How to store your Passwords
As we aready said early on, using a different password for each website or service means that we can’t rely to our memory to remember them all: at the same time, using insecure data stores such as MS Excel files or text files is definitely not an option.
The best way to tackle (and fix) this problem is to use a Password Manager tool: a dedicated software that acts as a vault where you can securely store all your passwords, as well as your usernames and/or credential info, with the big advantage of having them in a single place.

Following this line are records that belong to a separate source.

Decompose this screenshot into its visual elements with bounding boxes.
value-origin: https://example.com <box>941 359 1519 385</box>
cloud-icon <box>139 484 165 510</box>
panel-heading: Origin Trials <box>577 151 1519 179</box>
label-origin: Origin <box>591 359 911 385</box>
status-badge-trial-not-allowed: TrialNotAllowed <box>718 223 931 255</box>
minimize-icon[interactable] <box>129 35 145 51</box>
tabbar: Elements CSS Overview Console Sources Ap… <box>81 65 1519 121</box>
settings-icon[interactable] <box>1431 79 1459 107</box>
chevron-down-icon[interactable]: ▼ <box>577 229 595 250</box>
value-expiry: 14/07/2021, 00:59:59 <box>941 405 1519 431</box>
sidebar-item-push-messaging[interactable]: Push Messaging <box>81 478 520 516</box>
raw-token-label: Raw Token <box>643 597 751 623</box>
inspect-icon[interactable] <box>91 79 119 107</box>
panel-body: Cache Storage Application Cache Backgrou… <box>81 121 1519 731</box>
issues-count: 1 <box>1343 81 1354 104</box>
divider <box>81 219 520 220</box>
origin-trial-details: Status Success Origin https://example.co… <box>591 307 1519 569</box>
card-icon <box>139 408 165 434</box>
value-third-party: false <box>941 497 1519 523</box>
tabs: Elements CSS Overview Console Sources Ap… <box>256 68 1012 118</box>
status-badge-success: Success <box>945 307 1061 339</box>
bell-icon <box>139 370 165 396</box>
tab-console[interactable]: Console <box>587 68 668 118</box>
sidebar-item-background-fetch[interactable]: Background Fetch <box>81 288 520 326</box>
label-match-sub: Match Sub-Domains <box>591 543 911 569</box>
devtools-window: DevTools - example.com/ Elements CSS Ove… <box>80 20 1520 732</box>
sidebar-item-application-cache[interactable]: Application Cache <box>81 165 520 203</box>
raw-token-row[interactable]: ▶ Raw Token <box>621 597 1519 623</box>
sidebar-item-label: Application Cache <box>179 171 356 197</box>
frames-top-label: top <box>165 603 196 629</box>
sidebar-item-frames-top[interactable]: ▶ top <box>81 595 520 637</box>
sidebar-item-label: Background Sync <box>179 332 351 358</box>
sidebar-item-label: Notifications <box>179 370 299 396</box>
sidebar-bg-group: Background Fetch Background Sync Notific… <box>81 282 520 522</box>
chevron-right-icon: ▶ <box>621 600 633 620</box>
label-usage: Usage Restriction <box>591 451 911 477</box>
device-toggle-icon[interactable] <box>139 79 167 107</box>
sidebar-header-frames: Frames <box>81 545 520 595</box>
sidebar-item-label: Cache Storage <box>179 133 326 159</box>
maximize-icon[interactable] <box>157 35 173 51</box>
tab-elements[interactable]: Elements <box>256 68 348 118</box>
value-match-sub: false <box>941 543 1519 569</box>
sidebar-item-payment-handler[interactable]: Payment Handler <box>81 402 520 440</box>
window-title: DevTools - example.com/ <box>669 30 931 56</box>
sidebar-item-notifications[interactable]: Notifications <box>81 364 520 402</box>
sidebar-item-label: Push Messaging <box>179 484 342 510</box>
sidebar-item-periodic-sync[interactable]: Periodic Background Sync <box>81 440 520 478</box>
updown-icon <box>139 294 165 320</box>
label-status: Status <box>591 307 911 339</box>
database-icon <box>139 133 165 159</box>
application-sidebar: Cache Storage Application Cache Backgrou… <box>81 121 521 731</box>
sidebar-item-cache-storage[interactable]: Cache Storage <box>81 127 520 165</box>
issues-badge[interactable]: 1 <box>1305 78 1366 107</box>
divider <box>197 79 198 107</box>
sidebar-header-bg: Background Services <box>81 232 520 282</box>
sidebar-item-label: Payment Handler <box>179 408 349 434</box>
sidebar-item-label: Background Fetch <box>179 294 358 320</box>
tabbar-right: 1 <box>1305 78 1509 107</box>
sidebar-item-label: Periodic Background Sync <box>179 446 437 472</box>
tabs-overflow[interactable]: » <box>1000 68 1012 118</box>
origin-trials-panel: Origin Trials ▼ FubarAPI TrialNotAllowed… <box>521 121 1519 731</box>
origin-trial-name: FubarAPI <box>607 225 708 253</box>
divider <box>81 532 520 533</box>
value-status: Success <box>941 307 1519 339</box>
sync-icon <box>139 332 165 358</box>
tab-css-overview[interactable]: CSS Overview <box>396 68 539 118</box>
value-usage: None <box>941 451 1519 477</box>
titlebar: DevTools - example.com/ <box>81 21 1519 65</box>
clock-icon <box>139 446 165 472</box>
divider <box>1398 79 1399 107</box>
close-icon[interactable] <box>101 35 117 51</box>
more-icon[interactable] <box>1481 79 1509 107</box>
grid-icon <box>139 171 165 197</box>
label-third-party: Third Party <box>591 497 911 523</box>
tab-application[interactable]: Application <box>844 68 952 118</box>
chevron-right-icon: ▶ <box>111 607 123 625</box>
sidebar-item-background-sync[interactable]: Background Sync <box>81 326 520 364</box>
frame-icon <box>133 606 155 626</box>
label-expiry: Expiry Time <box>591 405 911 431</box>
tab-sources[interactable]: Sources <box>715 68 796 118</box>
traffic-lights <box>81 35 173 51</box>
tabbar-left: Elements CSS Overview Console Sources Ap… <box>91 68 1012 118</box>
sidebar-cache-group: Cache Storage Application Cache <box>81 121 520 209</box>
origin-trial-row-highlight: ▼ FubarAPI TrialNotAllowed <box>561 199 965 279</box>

This basically means that you’ll only need to remember the password required to access it, which is often very strong and can be further protected by other authentication factors (fingerprint, SMS, OTP, mobile tokens, and so on).
The most advanced Password Managers also provide a good level of integration with the Operating System and browsers, meaning that they can even “automatically” (yet securely) fill in your credentials whenever you log in to a site (or an app) using your desktop or mobile device.
That’s it, at least for now: we hope that this post will help most users and companies to increase their online security by securely choosing and storing their password.